Date de parution : 2011
ISBN : 978-2-84830-148-8
15,5 x 24 cm
dos carré collé
718 pages

122 €


Sans doute l’image d’un grand écrivain n’est-elle jamais vraiment fixée : l’artiste vit d’une vie posthume. Et si l’œuvre porte le sceau de son créateur, elle peut aider à « percer l’épiderme », elle ne permet pas d’élucider pleinement tous les secrets de l’artiste, non plus que de son art. Il reste que cette création sombre, « crépusculaire », que sont les Mémoires de Saint-Simon, nous invite à éclairer de plus près une âme si étrange ; à « feuilleter » encore l’esprit de Saint-Simon, le « repasser » dans notre esprit et nous montrer à nous-mêmes ce qu’il a pour nous-mêmes d’inexplicable.

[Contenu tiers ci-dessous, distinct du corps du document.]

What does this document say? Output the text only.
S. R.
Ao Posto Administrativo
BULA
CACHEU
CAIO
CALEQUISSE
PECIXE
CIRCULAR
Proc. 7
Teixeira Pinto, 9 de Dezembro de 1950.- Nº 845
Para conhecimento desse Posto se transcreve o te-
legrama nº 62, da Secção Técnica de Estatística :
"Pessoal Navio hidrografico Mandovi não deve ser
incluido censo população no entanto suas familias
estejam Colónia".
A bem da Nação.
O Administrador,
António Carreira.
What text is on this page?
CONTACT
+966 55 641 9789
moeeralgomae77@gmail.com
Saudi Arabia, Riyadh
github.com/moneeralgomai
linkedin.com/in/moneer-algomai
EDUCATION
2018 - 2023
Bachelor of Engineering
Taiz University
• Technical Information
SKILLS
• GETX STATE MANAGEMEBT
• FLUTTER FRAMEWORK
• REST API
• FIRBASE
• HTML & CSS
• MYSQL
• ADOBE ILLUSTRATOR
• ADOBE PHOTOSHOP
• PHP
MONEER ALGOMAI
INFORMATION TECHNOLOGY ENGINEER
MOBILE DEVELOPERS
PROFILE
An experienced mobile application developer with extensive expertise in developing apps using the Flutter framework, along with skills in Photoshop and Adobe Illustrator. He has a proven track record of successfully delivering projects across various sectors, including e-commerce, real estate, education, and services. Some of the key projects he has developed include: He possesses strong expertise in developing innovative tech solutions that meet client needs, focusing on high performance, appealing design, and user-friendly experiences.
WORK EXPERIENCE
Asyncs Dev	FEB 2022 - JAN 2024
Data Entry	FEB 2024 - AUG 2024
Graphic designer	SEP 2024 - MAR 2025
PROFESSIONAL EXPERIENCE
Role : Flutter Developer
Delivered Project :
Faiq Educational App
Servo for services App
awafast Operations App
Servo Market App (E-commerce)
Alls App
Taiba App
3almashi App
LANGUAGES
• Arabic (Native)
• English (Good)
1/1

Il répète complaisamment qu’il raconte ce qu’il a vu, de ses propres yeux vu. Qu’a-t-il pu voir, en vérité, sinon Versailles, l’Espagne, quelques provinces ? Or, rien de plus fréquent dans les Mémoires que les mots « prodige », « monstre » ; lueurs flottantes... Qu’est-ce à dire sinon que l’univers décrit par Saint-Simon est aussi bien l’univers même de Saint-Simon, celui qu’il porte en lui-même ? Et que cet univers, s’il n’est pas le Moi de Saint-Simon, est en quelque manière une réponse à certaines exigences du Moi de Saint-Simon, de son intimité, de son esprit ?
Certes, notre vision du monde ne se sépare pas du monde que nous voyons ; mais elle n’est notre vision que par cet éclairage personnel, par cette lumière diffuse, en quelque sorte surnaturelle, où baigne toute chose vue, si concrète soit-elle. Ne serait-ce pas alors un moyen indirect – existe-t-il un « moyen court » ? – d’accéder au plus près du Moi central et illuminant, de Saint-Simon lui-même, qu’une exploration de cet univers saint-simonien dans ce qu’il offre précisément de moins objectif et de plus inaliénable : certain éclairage, certain climat, telle obsédante résonance ? Une semblable approximation est-elle compatible avec certaine rigueur d’analyse, ou convient-il de jouer « musicalement » de l’allusion, des modulations évasives, des prestiges du clair-obscur ? Plutôt que d’un choix, ce livre témoignera de nos incertitudes, ou de notre effort pour nous maintenir dans un état de... disponibilité. Il ne nous siérait point d’affirmer la légitimité d’un tel effort, moins encore de nous méconnaître.
Professione pietatis aut laudatus erit aut excusatus (Tacite, Agricola, III).